03-30-2011 10:12 AM
Hi everyone,
after posting an initial question on how to trigger the AI with an external TTL pulse I think after a lot of digging around this forum I have a better understanding what the PCIe 6259 card can/cannot do for my problem. Here I want to present two different ways of how to retrigger an AI acquisition. Usually, this is done my making use of counters as some examples shipped with Labview show. However, I do not have any counters free on my board so I need some work-around on how to retrigger AI measurements. The M-Series does not support native AI retriggering (the X series boards so).

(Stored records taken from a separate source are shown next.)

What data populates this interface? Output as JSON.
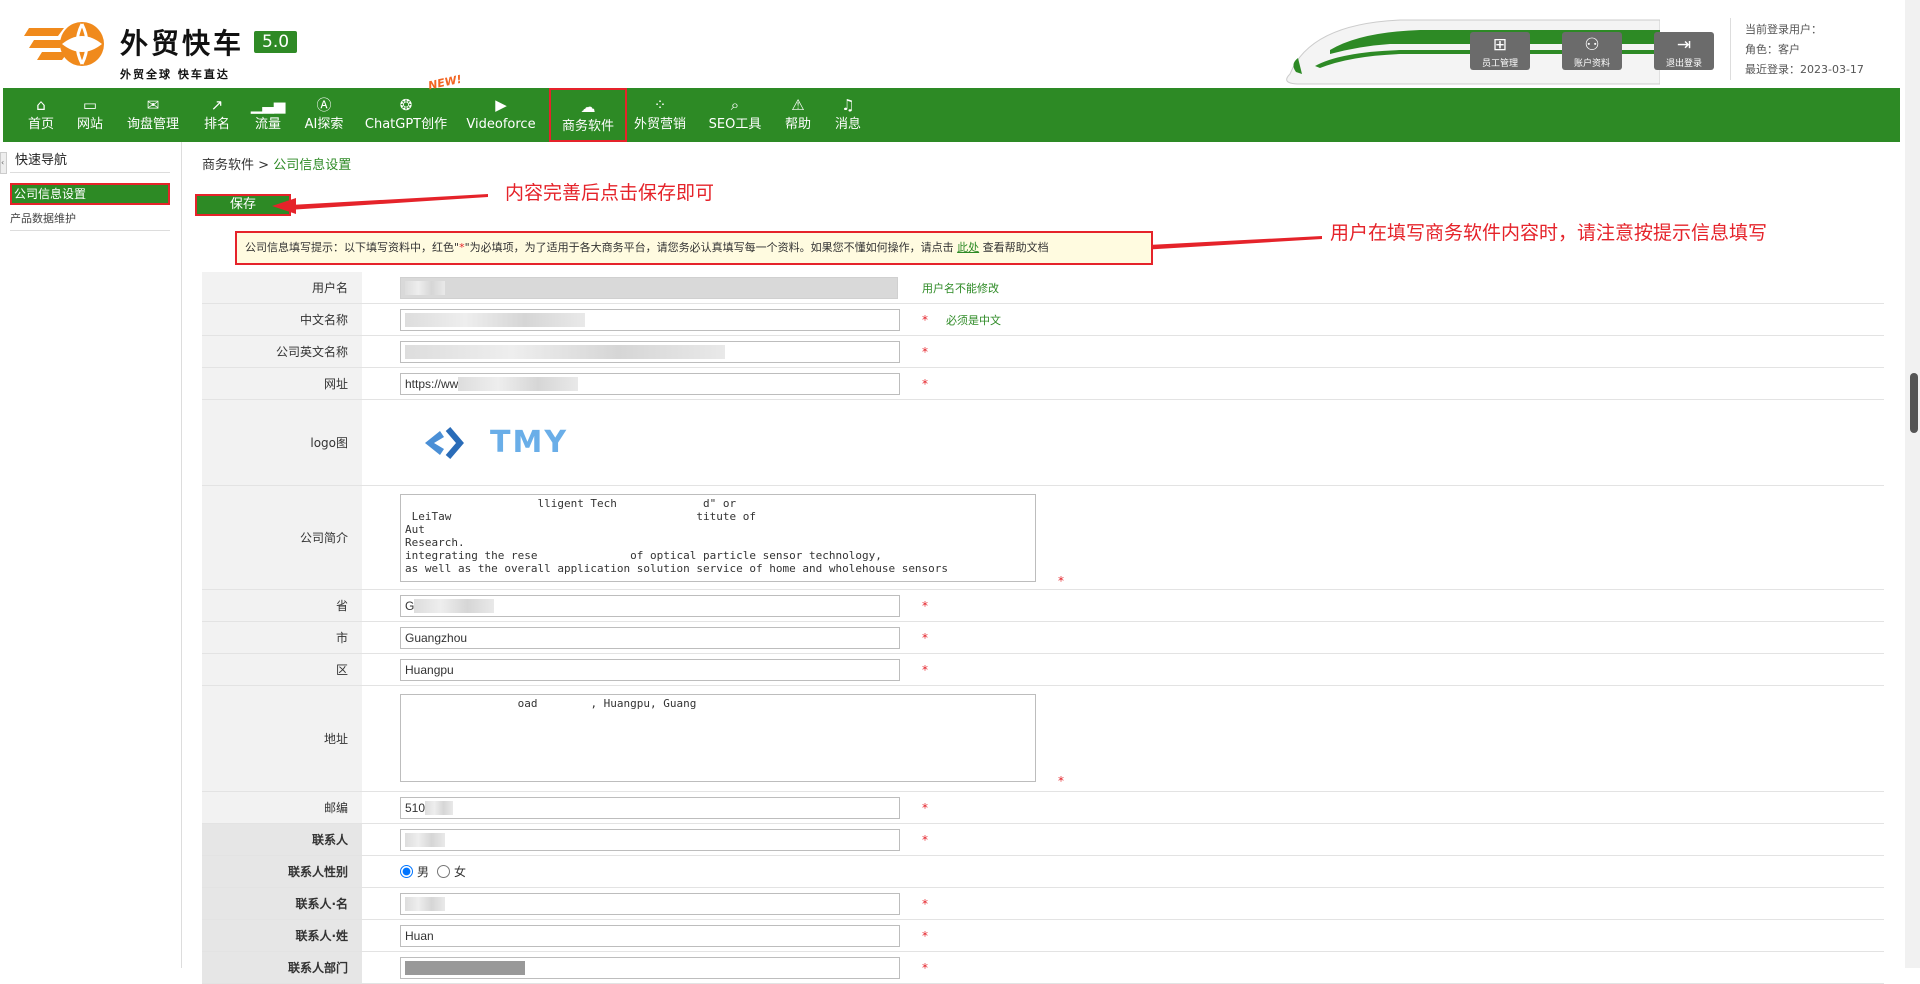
{
  "brand": {
    "name": "外贸快车",
    "version": "5.0",
    "slogan": "外贸全球 快车直达"
  },
  "header_buttons": [
    {
      "label": "员工管理",
      "icon": "staff-icon"
    },
    {
      "label": "账户资料",
      "icon": "account-icon"
    },
    {
      "label": "退出登录",
      "icon": "logout-icon"
    }
  ],
  "user_info": {
    "current_user_label": "当前登录用户：",
    "role_label": "角色：客户",
    "last_login_label": "最近登录：2023-03-17"
  },
  "nav": [
    {
      "label": "首页",
      "icon": "home-icon"
    },
    {
      "label": "网站",
      "icon": "website-icon"
    },
    {
      "label": "询盘管理",
      "icon": "mail-icon"
    },
    {
      "label": "排名",
      "icon": "ranking-icon"
    },
    {
      "label": "流量",
      "icon": "traffic-icon"
    },
    {
      "label": "AI探索",
      "icon": "ai-icon"
    },
    {
      "label": "ChatGPT创作",
      "icon": "chatgpt-icon"
    },
    {
      "label": "Videoforce",
      "icon": "video-icon"
    },
    {
      "label": "商务软件",
      "icon": "business-software-icon"
    },
    {
      "label": "外贸营销",
      "icon": "marketing-icon"
    },
    {
      "label": "SEO工具",
      "icon": "search-icon"
    },
    {
      "label": "帮助",
      "icon": "help-icon"
    },
    {
      "label": "消息",
      "icon": "bell-icon"
    }
  ],
  "new_badge": "NEW!",
  "sidebar": {
    "title": "快速导航",
    "items": [
      "公司信息设置",
      "产品数据维护"
    ]
  },
  "breadcrumb": {
    "parent": "商务软件",
    "sep": " > ",
    "current": "公司信息设置"
  },
  "save_button": "保存",
  "annotations": {
    "save_note": "内容完善后点击保存即可",
    "tip_note": "用户在填写商务软件内容时，请注意按提示信息填写"
  },
  "tip": {
    "prefix": "公司信息填写提示：以下填写资料中，红色\"",
    "star": "*",
    "middle": "\"为必填项，为了适用于各大商务平台，请您务必认真填写每一个资料。如果您不懂如何操作，请点击",
    "link": "此处",
    "suffix": "查看帮助文档"
  },
  "form": {
    "username_label": "用户名",
    "username_hint": "用户名不能修改",
    "cn_name_label": "中文名称",
    "cn_name_hint": "必须是中文",
    "en_name_label": "公司英文名称",
    "website_label": "网址",
    "website_value": "https://ww",
    "logo_label": "logo图",
    "logo_text": "TMY",
    "intro_label": "公司简介",
    "intro_value": "                    lligent Tech             d\" or\n LeiTaw                                     titute of\nAut\nResearch.\nintegrating the rese              of optical particle sensor technology,\nas well as the overall application solution service of home and wholehouse sensors",
    "province_label": "省",
    "province_value": "G",
    "city_label": "市",
    "city_value": "Guangzhou",
    "district_label": "区",
    "district_value": "Huangpu",
    "address_label": "地址",
    "address_value": "                 oad        , Huangpu, Guang",
    "zip_label": "邮编",
    "zip_value": "510",
    "contact_label": "联系人",
    "gender_label": "联系人性别",
    "gender_options": [
      "男",
      "女"
    ],
    "first_name_label": "联系人·名",
    "last_name_label": "联系人·姓",
    "last_name_value": "Huan",
    "dept_label": "联系人部门",
    "required_mark": "*"
  },
  "colors": {
    "brand_green": "#2d8a25",
    "highlight_red": "#e5232a"
  }
}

My specific problem why I need to retrigger AI measurements:
The application is a 2D raster scan in xy. I have a controller which drives a scanning stage. I can tell the controller to start the scan. When it is scanning, I need some way of registering/synchronization where the stage is. The 2D scan is a uni-directional scan, which means, that a line is scanned from left to right. The following line is again scanned from left to right. Each time, the controller is putting out the next line it gives a TTL pulse. Off of this pulse I want to trigger an AI measurement (which records the voltage of a light detector).

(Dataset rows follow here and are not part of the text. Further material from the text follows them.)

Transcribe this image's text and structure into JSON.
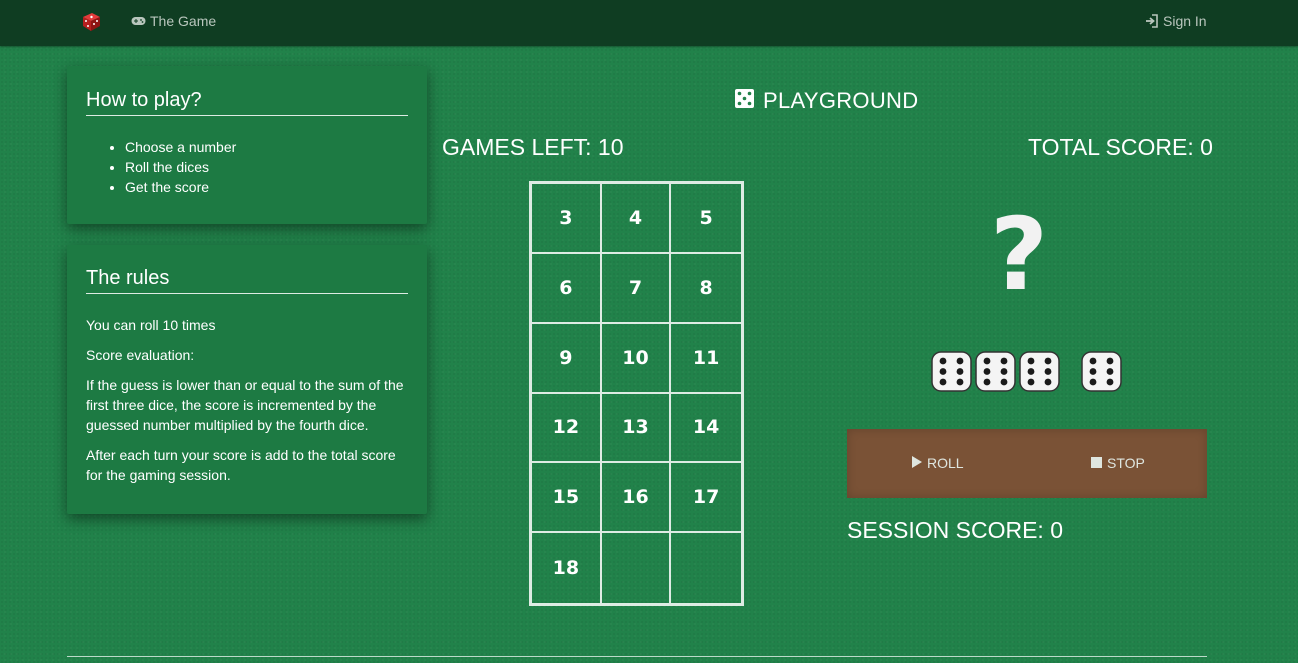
{
  "navbar": {
    "brand_icon": "red-dice-icon",
    "game_link": "The Game",
    "game_icon": "gamepad-icon",
    "signin_link": "Sign In",
    "signin_icon": "sign-in-icon"
  },
  "how_to_play": {
    "title": "How to play?",
    "steps": [
      "Choose a number",
      "Roll the dices",
      "Get the score"
    ]
  },
  "rules": {
    "title": "The rules",
    "paragraphs": [
      "You can roll 10 times",
      "Score evaluation:",
      "If the guess is lower than or equal to the sum of the first three dice, the score is incremented by the guessed number multiplied by the fourth dice.",
      "After each turn your score is add to the total score for the gaming session."
    ]
  },
  "playground": {
    "title": "PLAYGROUND",
    "title_icon": "dice-icon",
    "games_left": "GAMES LEFT: 10",
    "total_score": "TOTAL SCORE: 0",
    "numbers": [
      "3",
      "4",
      "5",
      "6",
      "7",
      "8",
      "9",
      "10",
      "11",
      "12",
      "13",
      "14",
      "15",
      "16",
      "17",
      "18"
    ],
    "guess_placeholder": "?",
    "dice": [
      "die-six-icon",
      "die-six-icon",
      "die-six-icon",
      "die-six-icon"
    ],
    "roll_label": "ROLL",
    "roll_icon": "play-icon",
    "stop_label": "STOP",
    "stop_icon": "stop-icon",
    "session_score": "SESSION SCORE: 0"
  },
  "colors": {
    "background": "#21824a",
    "navbar": "#0f3d22",
    "panel": "#1d7a43",
    "control_bar": "#7a5236"
  }
}
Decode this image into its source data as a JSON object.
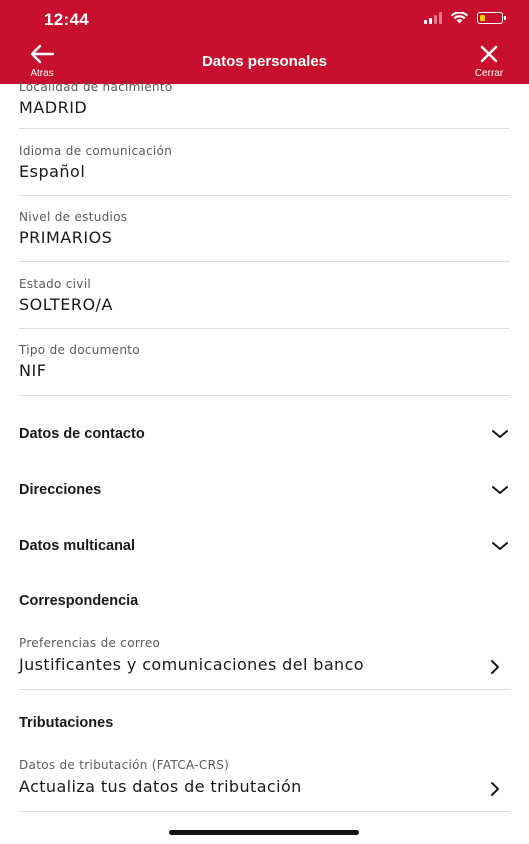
{
  "status_bar": {
    "time": "12:44",
    "icons": [
      "signal-icon",
      "wifi-icon",
      "battery-icon"
    ],
    "battery_color": "#ffd400"
  },
  "nav": {
    "title": "Datos personales",
    "back_label": "Atras",
    "close_label": "Cerrar",
    "bg_color": "#c8102e"
  },
  "fields": [
    {
      "label": "Localidad de nacimiento",
      "value": "MADRID"
    },
    {
      "label": "Idioma de comunicación",
      "value": "Español"
    },
    {
      "label": "Nivel de estudios",
      "value": "PRIMARIOS"
    },
    {
      "label": "Estado civil",
      "value": "SOLTERO/A"
    },
    {
      "label": "Tipo de documento",
      "value": "NIF"
    }
  ],
  "sections": [
    {
      "title": "Datos de contacto",
      "icon": "chevron-down-icon"
    },
    {
      "title": "Direcciones",
      "icon": "chevron-down-icon"
    },
    {
      "title": "Datos multicanal",
      "icon": "chevron-down-icon"
    }
  ],
  "correspondencia": {
    "heading": "Correspondencia",
    "label": "Preferencias de correo",
    "value": "Justificantes y comunicaciones del banco",
    "icon": "chevron-right-icon"
  },
  "tributaciones": {
    "heading": "Tributaciones",
    "label": "Datos de tributación (FATCA-CRS)",
    "value": "Actualiza tus datos de tributación",
    "icon": "chevron-right-icon"
  }
}
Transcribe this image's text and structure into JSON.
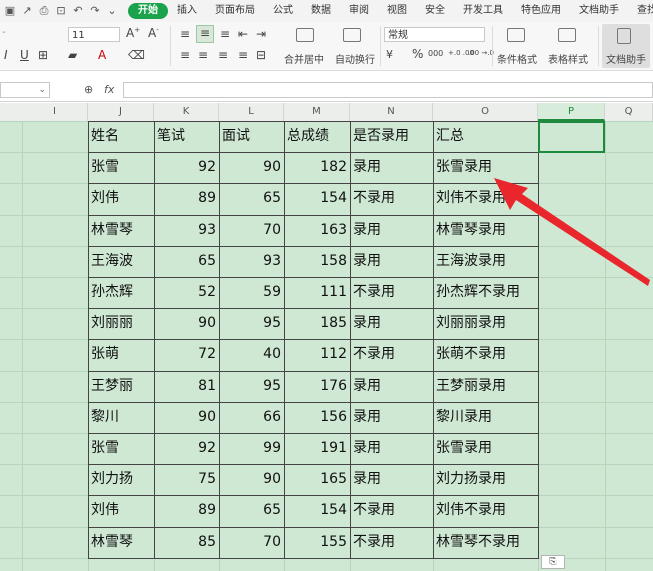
{
  "menu": {
    "tabs": [
      "开始",
      "插入",
      "页面布局",
      "公式",
      "数据",
      "审阅",
      "视图",
      "安全",
      "开发工具",
      "特色应用",
      "文档助手",
      "查找"
    ],
    "active": "开始"
  },
  "ribbon": {
    "font_size": "11",
    "number_format": "常规",
    "merge_center": "合并居中",
    "wrap_text": "自动换行",
    "conditional_format": "条件格式",
    "table_style": "表格样式",
    "doc_helper": "文档助手",
    "percent_symbol": "%",
    "thousands_symbol": "000",
    "increase_decimal": "+.0 .00",
    "decrease_decimal": ".00 →.0"
  },
  "formula_bar": {
    "fx": "fx",
    "value": ""
  },
  "columns": [
    "I",
    "J",
    "K",
    "L",
    "M",
    "N",
    "O",
    "P",
    "Q"
  ],
  "selected_column": "P",
  "table": {
    "headers": [
      "姓名",
      "笔试",
      "面试",
      "总成绩",
      "是否录用",
      "汇总"
    ],
    "rows": [
      [
        "张雪",
        "92",
        "90",
        "182",
        "录用",
        "张雪录用"
      ],
      [
        "刘伟",
        "89",
        "65",
        "154",
        "不录用",
        "刘伟不录用"
      ],
      [
        "林雪琴",
        "93",
        "70",
        "163",
        "录用",
        "林雪琴录用"
      ],
      [
        "王海波",
        "65",
        "93",
        "158",
        "录用",
        "王海波录用"
      ],
      [
        "孙杰辉",
        "52",
        "59",
        "111",
        "不录用",
        "孙杰辉不录用"
      ],
      [
        "刘丽丽",
        "90",
        "95",
        "185",
        "录用",
        "刘丽丽录用"
      ],
      [
        "张萌",
        "72",
        "40",
        "112",
        "不录用",
        "张萌不录用"
      ],
      [
        "王梦丽",
        "81",
        "95",
        "176",
        "录用",
        "王梦丽录用"
      ],
      [
        "黎川",
        "90",
        "66",
        "156",
        "录用",
        "黎川录用"
      ],
      [
        "张雪",
        "92",
        "99",
        "191",
        "录用",
        "张雪录用"
      ],
      [
        "刘力扬",
        "75",
        "90",
        "165",
        "录用",
        "刘力扬录用"
      ],
      [
        "刘伟",
        "89",
        "65",
        "154",
        "不录用",
        "刘伟不录用"
      ],
      [
        "林雪琴",
        "85",
        "70",
        "155",
        "不录用",
        "林雪琴不录用"
      ]
    ]
  },
  "paste_options": "⎘",
  "colors": {
    "accent": "#1aa34a",
    "sheet_bg": "#cfe8d3",
    "arrow": "#e8262b"
  }
}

Let's imaging the following: I want to scan an area of 100x100 pixels. The pixel dwell time is 100 µs (=0.1 ms). So, when starting the scan, the controller puts out a TTL pulse telling me it started the first/new line. I now want to trigger an AI measurement which records basically 100 samples with the sample time of 10000 Hz. This 10000 Hz is the same as what the controller does (100µs = 10000 Hz). After this AI acquisition I want to wait for the next trigger to arrive, signalling the beginning of the next line in the scan. I then want to measure AI again and so forth until all lines have been scanned properly. All this is assembled in a 2D array which can be visualized by an intensity graph showing the image.
I attached two ways of how I think one can implement this without the use of a counter in case of acquring an image/2D scan of 100x100 pixels:
1) The first VI has a while loop, starting and stopping the AI every time a digital edge is recorded at a digital input. Note that I do not record 100 samples per line as that would give the program no time to wait for the next trigger. In this example I only record 90 samples, the rest (10 samples/pixels) is waiting time for the next trigger.
2) The second VI makes use of the change detection event on rising edges on a digital line, firing an event everytime a TTL pulse arrives. Note that I do not record 100 samples per line as that would give the program no time to wait for the next trigger. In this example I only record 90 samples, the rest (10 samples/pixels) is waiting time for the next trigger.
Now the questions:
1) Which of the two VI is better programming practise/uses less resources? Which is better and why?
2) Which version shows the least trigger delay/variation/jitter?
3) Which version can be used best for fast arriving triggers? In my application, trigger pulses will arrive a 10 Hz at most? Doable this way without counters?
4) The image array which gets filled in the while loop can be quite large, in my case 3000x3000 pixels. Is the way which I use in these VIs generally a good way or are there better/faster ways?
5) Are there others ways of implementing a retriggerable AI measurement without the use of counters?
Any input is very welcome. Also, if you have ideas of how to improve the whole performance of acquiring detector signals in a scanning microscope application 🙂
I am using LV 2009 on an XP quad-core PC.
Thanks a whole lot! Hope this thread will also help people other than me...
Christian
03-31-2011 11:40 AM
Here's a thought that veers off in a totally different direction. I'm not near hw to be able to test it out, so buyer beware & all that.
Your card multiplexes by using both a sample clock and a "convert" clock. If you were acquiring multiple channels,
you'd produce one convert clock edge per channel for each sample clock edge. So here's the trick. Fake your task out by making a channel list that has, say, 100 entries of the same physical AI channel.
Configure the task to use the "start of line" ttl pulse as the sample clock, and set the convert clock rate to be 10 kHZ. If this sort of trickery is allowed, it should perform the function you were seeking with retriggerable AI.
(I know that a physical channel can be entered into a channel list more than once; I *don't* know if there's a limit where perhaps total # channels in list must be <= # of physical AI channels on device.)
-Kevin P
04-01-2011 04:52 PM
Hi Kevin,
That's a great idea. Repeating channels is definitely supported by M Series, because it is the basis of how SCXI multiplexed mode works.
M Series hardware has enough channel FIFO entries to scan up to 4095 channels. For channel orderings where adjacent channels can be combined into groups of N, it is possible to exceed this limit. Scanning Dev1/ai0 10000 times would fall into this case, assuming that you use the same terminal config and input range on each instance of ai0.